In one example, a WHERE clause in the query string may indicate that only partition 1 (210) and partition 2 (220) are needed to execute the query and that partition 3 (230) and partition 4 (240) may be pruned because they are not needed to execute the query string. The partition pruning module 120 communicates this information to the join engine 104. The join processor 114 creates a mask to overlay the plan to remove the paths connecting partition 3 230 and partition 4 240 the other two partitions 210 and 220. In this manner, when the join processor 114 executes the plan the pruned partitions, partition 3 (230) and partition 4 (240), are not used during the execution.

In one example implementation, during the prepare phase and prior to the execution of the query, pruning may be performed to remove partitions not needed in the plan based on analysing the query string for constant WHERE predicates. In this manner, partitions indicated as not needed based on the constant WHERE predicates will not be included in the prepared plan. This way constant WHERE clauses yield that statistics are not being collected by the statistics module 112 that might cause loading partitions from disk.

In this example, one advantage is that the plan is stored in the cache 106 and may be reused to execute subsequent queries without having to create a new plan. Also it is not needed to create a copy of the plan for the execution of the plan by the join processor 114. Instead, the mask created by the join processor to prune the partitions that are not needed during the execution, are applied virtually to the original and cached plan reference. The plan is not modified in any way. This saves future processing time and by not having to copy the plan during the process.

In the example discussed above where partitions are pruned after the plan has been prepared, one issue is that during the prepare phase all of the partitions are loaded into the memory modules 118 as part of preparing the plan. As seen in this example, it was not necessary to include all of the partitions in the plan because only two of the four partitions are needed to execute the query string by the join processor 114. For instance, the partitions for the “LINEITEM” table of FIG. 2 may be stored in disk-based storage 116 such that it is desirable to only load partitions into the memory modules 118 when necessary to execute a query. Thus, if the partitions are not needed for returning a result to the query, then it is desirable to leave those partitions in the disk-based storage device 116 and not read those partitions into the memory modules 118. Thus, another approach may be used to limit or reduce the partitions that are read into the memory modules 118 during the plan preparation phase prior to executing the plan.

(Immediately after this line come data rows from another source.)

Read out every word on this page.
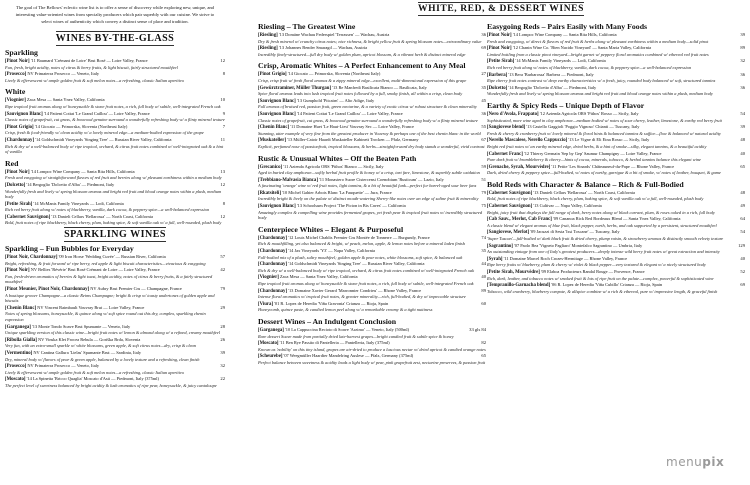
The goal of The Bellows' eclectic wine list is to offer a sense of discovery while exploring new, unique, and interesting value-oriented wines from specialty producers which pair superbly with our cuisine. We strive to select wines of authenticity which convey a distinct sense of place and tradition.
WINES BY-THE-GLASS
Sparkling
12
[Pinot Noir] '11 Baumard 'Crémant de Loire' Brut Rosé — Loire Valley, France
Fun, fresh, bright acidity, notes of citrus & berry fruits, & light biscuit, fairly structured mouthfeel
8
[Prosecco] NV Primaterra Prosecco — Veneto, Italy
Lively & effervescent w/ ample golden fruit & soft melon notes—a refreshing, classic Italian aperitivo
White
10
[Viognier] Zaca Mesa — Santa Ynez Valley, California
Ripe tropical fruit aromas along w/ honeysuckle & stone fruit notes, a rich, full body w/ subtle, well-integrated French oak
9
[Sauvignon Blanc] '14 Patient Cottat 'Le Grand Caillou' — Loire Valley, France
Classic notes of grapefruit, cut grass, & boxwood genuine surround a wonderfully refreshing body w/ a flinty mineral texture
7
[Pinot Grigio] '14 Giocato — Primorska, Slovenia (Northeast Italy)
Crisp, fresh & food-friendly w/ clean acidity w/ a lovely mineral edge—a medium-bodied expression of the grape
11
[Chardonnay] '14 Goldschmidt Vineyards 'Singing Tree' — Russian River Valley, California
Rich & dry w/ a well-balanced body w/ ripe tropical, orchard, & citrus fruit notes combined w/ well-integrated oak & a hint of vanilla
Red
13
[Pinot Noir] '14 Lompoc Wine Company — Santa Rita Hills, California
Fresh and easygoing w/ straightforward flavors of red fruit and berries along w/ pleasant earthiness within a medium body
12
[Dolcetto] '14 Bergoglio 'Dolcetto d'Alba' — Piedmont, Italy
Wonderfully fresh and lively w/ spring blossom aromas and bright red fruit and blood orange notes within a plush, medium body
8
[Petite Sirah] '14 McManis Family Vineyards — Lodi, California
Rich red berry fruit along w/ notes of blackberry, vanilla, dark cocoa, & peppery spice—a well-balanced expression
12
[Cabernet Sauvignon] '13 Danieli Cellars 'Bellarossa' — North Coast, California
Bold, fruit notes of ripe blackberry, black cherry, plum, baking spice, & soft vanilla oak w/ a full, well-rounded, plush body
SPARKLING WINES
Sparkling – Fun Bubbles for Everyday
57
[Pinot Noir, Chardonnay] '09 Iron Horse 'Wedding Cuvée' — Russian River, California
Bright, refreshing, & fruit forward w/ ripe berry, red apple & light biscuit characteristics—vivacious & easygoing
42
[Pinot Noir] NV Bellies 'Révérie' Brut Rosé Crémant de Loire — Loire Valley, France
Fun, fresh-driven aromatics of berries & light toast, bright acidity, notes of citrus & berry fruits, & a fairly structured mouthfeel
79
[Pinot Meunier, Pinot Noir, Chardonnay] NV Aubry Brut Premier Cru — Champagne, France
A boutique grower Champagne—a classic Reims Champagne; bright & crisp w/ toasty undertones of golden apple and biscuits
29
[Chenin Blanc] NV Vincent Raimbault Vouvray Brut — Loire Valley, France
Notes of spring blossoms, honeysuckle, & quince along w/ soft spice round out this dry, complex, sparkling chenin expression
28
[Garganega] '13 Monte Tondo Soave Brut Spumante — Veneto, Italy
Unique sparkling version of this classic wine—bright fruit notes w/ lemon & almond along w/ a refined, creamy mouthfeel
26
[Ribolla Gialla] NV Vinska Klet Frocea Rebula — Goriška Brda, Slovenia
Very fun, with an extra-small sparkle w/ white blossoms, green apple, & soft citrus notes—dry, crisp & clean
39
[Vermentino] NV Cantina Gallura 'Lielas' Spumante Brut — Sardinia, Italy
Dry, mineral body w/ flavors of pear & green apple, balanced by a lovely texture and a refreshing, clean finish
32
[Prosecco] NV Primaterra Prosecco — Veneto, Italy
Lively & effervescent w/ ample golden fruit & soft melon notes—a refreshing, classic Italian aperitivo
22
[Moscato] '14 La Spinetta 'Bricco Quaglia' Moscato d'Asti — Piedmont, Italy (375ml)
The perfect level of sweetness balanced by bright acidity & lush aromatics of ripe pear, honeysuckle, & juicy cantaloupe
WHITE, RED, & DESSERT WINES
Riesling – The Greatest Wine
36
[Riesling] '13 Domäne Wachau Federspiel 'Terrassen' — Wachau, Austria
Dry & fresh mineral w/ crunchy citrus notes; nice richness, & bright yellow fruit & spring blossom notes—extraordinary value
69
[Riesling] '13 Johannes Bender Smaragd — Wachau, Austria
Incredibly finely-structured—full dry body w/ golden plum, apricot blossom, & a vibrant herb & distinct mineral edge
Crisp, Aromatic Whites – A Perfect Enhancement to Any Meal
27
[Pinot Grigio] '14 Giocato — Primorska, Slovenia (Northeast Italy)
Crisp, crisp fruit w/ fresh floral aromas & a zippy mineral edge—excellent, multi-dimensional expression of this grape
35
[Gewürztraminer, Müller Thurgau] '13 Re Manfredi Basilicata Bianco — Basilicata, Italy
Spice floral aromas leads into lush tropical fruit notes followed by a full, smoky finish, all within a crisp, clean body
45
[Sauvignon Blanc] '13 Gumphold 'Pitcairn' — Alto Adige, Italy
Full aromas of bruised red, passion fruit, green nectarine, & a variety of exotic citrus w/ robust structure & clean minerality
36
[Sauvignon Blanc] '14 Patient Cottat 'Le Grand Caillou' — Loire Valley, France
Classic notes of grapefruit, cut grass, & boxwood genuine surround a wonderfully refreshing body w/ a flinty mineral texture
55
[Chenin Blanc] '11 Domaine Huet 'Le Haut-Lieu' Vouvray Sec — Loire Valley, France
Stunning, utter example of very fine from the greatest producer in Vouvray & perhaps one of the best chenin blanc in the world
67
[Muskateller] '13 Müller-Catoir Haardt Muskateller Kabinett Trocken — Pfalz, Germany
Explicit, perfumed nose of passionfruit, tropical blossoms, & herbs—straightforward dry body stands a wonderful, vivid contrast
Rustic & Unusual Whites – Off the Beaten Path
59
[Grecanico] '11 Azienda Agricola ORS 'Pithos' Bianco — Sicily, Italy
Aged in buried clay amphorae—softly herbal fruit profile & honey w/ a crisp, tart fare, limestone, & superbly subtle oxidation
51
[Trebbiano-Malvasia Bianca] '11 Monastero Suore Cistercensi Coenobium 'Rusticum' — Lazio, Italy
A fascinating 'orange' wine w/ red fruit notes, light tannins, & a bit of beautiful funk—perfect for barrel-aged sour beer fans
79
[Rkatsiteli] '10 Michel Gahier Arbois Blanc 'La Fauquette' — Jura, France
Incredibly bright & lively on the palate w/ distinct mouth-watering Sherry-like notes over an edge of saline fruit & minerality
75
[Sauvignon Blanc] '13 Schoolsum Project 'The Picton in Bis Caves' — California
Amazingly complex & compelling wine provides fermented grapes, yet fresh pear & tropical fruit notes w/ incredibly structured body
Centerpiece Whites – Elegant & Purposeful
74
[Chardonnay] '12 Louis Michel Chablis Premier Cru Montée de Tonnerre — Burgundy, France
Rich & mouthfilling, yet also balanced & bright, w/ peach, melon, apple, & lemon notes before a mineral laden finish
35
[Chardonnay] '14 Jax Vineyards 'Y3' — Napa Valley, California
Full-bodied mix of a plush, sultry mouthfeel; golden apple & pear notes, white blossoms, soft spice, & balanced oak
44
[Chardonnay] '14 Goldschmidt Vineyards 'Singing Tree' — Russian River Valley, California
Rich & dry w/ a well-balanced body w/ ripe tropical, orchard, & citrus fruit notes combined w/ well-integrated French oak
40
[Viognier] Zaca Mesa — Santa Ynez Valley, California
Ripe tropical fruit aromas along w/ honeysuckle & stone fruit notes, a rich, full body w/ subtle, well-integrated French oak
89
[Chardonnay] '13 Domaine Xavier Gerard 'Marronnier Condrieu' — Rhone Valley, France
Intense floral aromatics w/ tropical fruit notes, & greater minerality—rich, full-bodied, & dry w/ impeccable structure
60
[Viura] '01 R. Lopez de Heredia 'Viña Gravonia' Crianza — Rioja, Spain
Honeycomb, quince paste, & candied lemon peel along w/ a remarkable creamy & a tight nuttiness
Dessert Wines – An Indulgent Conclusion
33 gls 84
[Garganega] '10 La Cappuccina Recioto di Soave 'Arzimo' — Veneto, Italy (500ml)
Rare dessert Soave made from partially dried late-harvest grapes—bright candied fruit & subtle spice & honey
82
[Moscato] '11 Ben Rye Passito di Pantelleria — Pantelleria, Italy (375ml)
Known as 'nobility' on this tiny island, grapes are air-dried to produce a luscious nectar w/ dried apricot & candied orange notes
65
[Scheurebe] '07 Weegmüller Haardter Mandelring Auslese — Pfalz, Germany (375ml)
Perfect balance between sweetness & acidity leads a light body w/ pear, pink grapefruit zest, nectarine preserves, & passion fruit
Easygoing Reds – Pairs Easily with Many Foods
39
[Pinot Noir] '14 Lompoc Wine Company — Santa Rita Hills, California
Fresh and easygoing, w/ direct & flavors of red fruit & herbs along w/ pleasant earthiness within a medium body—solid pinot
89
[Pinot Noir] '12 Chanin Wine Co. 'Bien Nacido Vineyard' — Santa Maria Valley, California
Limited bottling from a classic pinot vineyard—bright garnet w/ peppery floral aromatics combined w/ ethereal red fruit notes
32
[Petite Sirah] '14 McManis Family Vineyards — Lodi, California
Rich red berry fruit along w/ notes of blackberry, vanilla, dark cocoa, & peppery spice—a well-balanced expression
36
[Barbera] '13 Bera 'Barbarossa' Barbera — Piedmont, Italy
Ripe cherry fruit notes contrast w/ deep earthy characteristics w/ a fresh, juicy, rounded body balanced w/ soft, structured tannins
36
[Dolcetto] '14 Bergoglio 'Dolcetto d'Alba' — Piedmont, Italy
Wonderfully fresh and lively w/ spring blossom aromas and bright red fruit and blood orange notes within a plush, medium body
Earthy & Spicy Reds – Unique Depth of Flavor
54
[Nero d'Avola, Frappato] '12 Azienda Agricola ORS 'Pithos' Rosso — Sicily, Italy
Sophisticated, more wine aged in clay amphorae—medium bodied w/ notes of sour cherry, leather, limestone, & earthy red berry fruit
39
[Sangiovese blend] '13 Castello Gaggioli 'Poggio Vignoso' Chianti — Tuscany, Italy
Fresh & cherry & cranberry fruit w/ lovely mineral & floral hints & balanced tannins & suffice—flow & balanced w/ natural acidity
48
[Nerello Mascalese, Nerello Cappuccio] '13 Le Vigne di Eli Etna Rosso — Sicily, Italy
Bright red fruit notes w/ an earthy mineral edge, dried herbs, & a hint of smoke—silky, elegant tannins, & a beautiful acidity
40
[Cabernet Franc] '12 Thierry Germain 'Sep by Gep' Saumur Champigny — Loire Valley, France
Pure dark fruit w/ brambleberry & cherry—hints of cocoa, minerals, tobacco, & herbal tannins balance this elegant wine
65
[Grenache, Syrah, Mourvèdre] '11 Petite 'Les Sinards' Châteauneuf-du-Pape — Rhone Valley, France
Dark, dried cherry & peppery spice—full-bodied, w/ notes of earthy, garrigue & a bit of smoke, w/ notes of leather, bouquet, & game
Bold Reds with Character & Balance – Rich & Full-Bodied
48
[Cabernet Sauvignon] '13 Danieli Cellars 'Bellarossa' — North Coast, California
Bold, fruit notes of ripe blackberry, black cherry, plum, baking spice, & soft vanilla oak w/ a full, well-rounded, plush body
49
[Cabernet Sauvignon] '13 Cultivar — Napa Valley, California
Bright, juicy fruit that displays the full range of dark, berry notes along w/ black currant, plum, & roses ooked in a rich, full body
64
[Cab Sauv., Merlot, Cab Franc] '09 Cananoa Rick Red Bordeaux Blend — Santa Ynez Valley, California
A classic blend w/ elegant aromas of blue fruit, black pepper, earth, herbs, and oak supported by a persistent, structured mouthfeel
54
[Sangiovese, Merlot] '09 Jacuzzi di Sesta 'Issi Toscane' — Tuscany, Italy
'Super Tuscan'—full-bodied w/ dark black fruit & dried cherry, plump raisin, & strawberry aromas & distinctly smooth velvety texture
129
[Sagrantino] '07 Paolo Bea 'Vigneto Pagliaro' Montefalco Sagrantino — Umbria, Italy
An outstanding vintage from one of Italy's greatest producers—deeply intense wild berry fruit notes w/ great extraction and intensity
40
[Syrah] '11 Domaine Marcel Roch Crozes-Hermitage — Rhone Valley, France
Ripe berry fruits w/ blueberry, plum & cherry w/ violet & black pepper—very textured & elegant w/ a nicely structured body
52
[Petite Sirah, Mourvèdre] '09 Elaboa Producteurs Randal Rouge — Provence, France
Rich, dark, leather, and tobacco notes w/ smoked fruit & lots of ripe fruit on the palate—complex, powerful & sophisticated wine
69
[Tempranillo-Garnacha blend] '06 R. Lopez de Heredia 'Viña Cubillo' Crianza — Rioja, Spain
Tobacco, wild cranberry, blueberry compote, & allspice combine w/ a rich & ethereal, pure w/ impressive length, & graceful finish
menupix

In one example implementation, an approach may be used to prune partitions based on analysing query strings containing certain types of clauses. For example, a query string may include a WITH RANGE RESTRICTION clause that specifies age criteria. The partitions for the tables 108 may be partitioned based on aging criteria such that older partitions are stored in disk-based storage device 116 and only more recent partitions are stored in the memory modules 118. Thus, it is desirable to only load the historical partitions from the disk-based storage device 116 when needed to prepare a plan because the partitions include data needed to respond to the query.

The partition pruning module 120 analyzes one or more clauses of the query so that the optimizer 110 may determine which of the partitions to include in a plan for a join using paths between the plan operations that are eventually executed by the join processor 114. The optimizer only gets statistics for those partitions that are to be included in the plan. The plan is optimized by the optimizer 110 according to the obtained statistics and executed by the join processor 114. The join engine 104 saves and stores the plan along with the information which partitions were considered in the cache 106. In this manner, the stored plan may be used for subsequent queries that require the use of the same or fewer partitions that were used to prepare the plan.

When a subsequent query is received by the query processor 102, the query processor 102 checks the cache 106 to determine if the plan stored in the cache may be used. For instance, if the query string includes a WITH RANGE RESTRICTION clause and all of the needed partitions are included in the plan, then the join engine proceeds to execute the plan in conjunction with the partition pruning module 120 analyzing where clauses to prune any unneeded partitions using a mask over the plan, as discussed above. However, if the query string includes a range of partitions that is not included in the plan then a new plan needs to be created. The new plan is created as discussed above and after created overwrites the old plan in the cache 106. In this manner, the new plan is more inclusive of additional partitions and thus is a better plan than the previous plan. The new plan may be pruned during the execution phase by using the partition pruning module 120 by creating the mask to overlay on the new plan to eliminate partitions not needed for the execution of a particular query string. This works in the described manner because WITH RANGE RESTRICTION may have a date as parameter, e.g. WITH RANGE RESTRICTION (‘2009-01-01’), and everything greater than equals 2009 is included. Since dates form a timeline and always a “greater than equals” semantics is applied, it is only possible that more partitions are to be considered but not that some partitions have to be removed in the middle.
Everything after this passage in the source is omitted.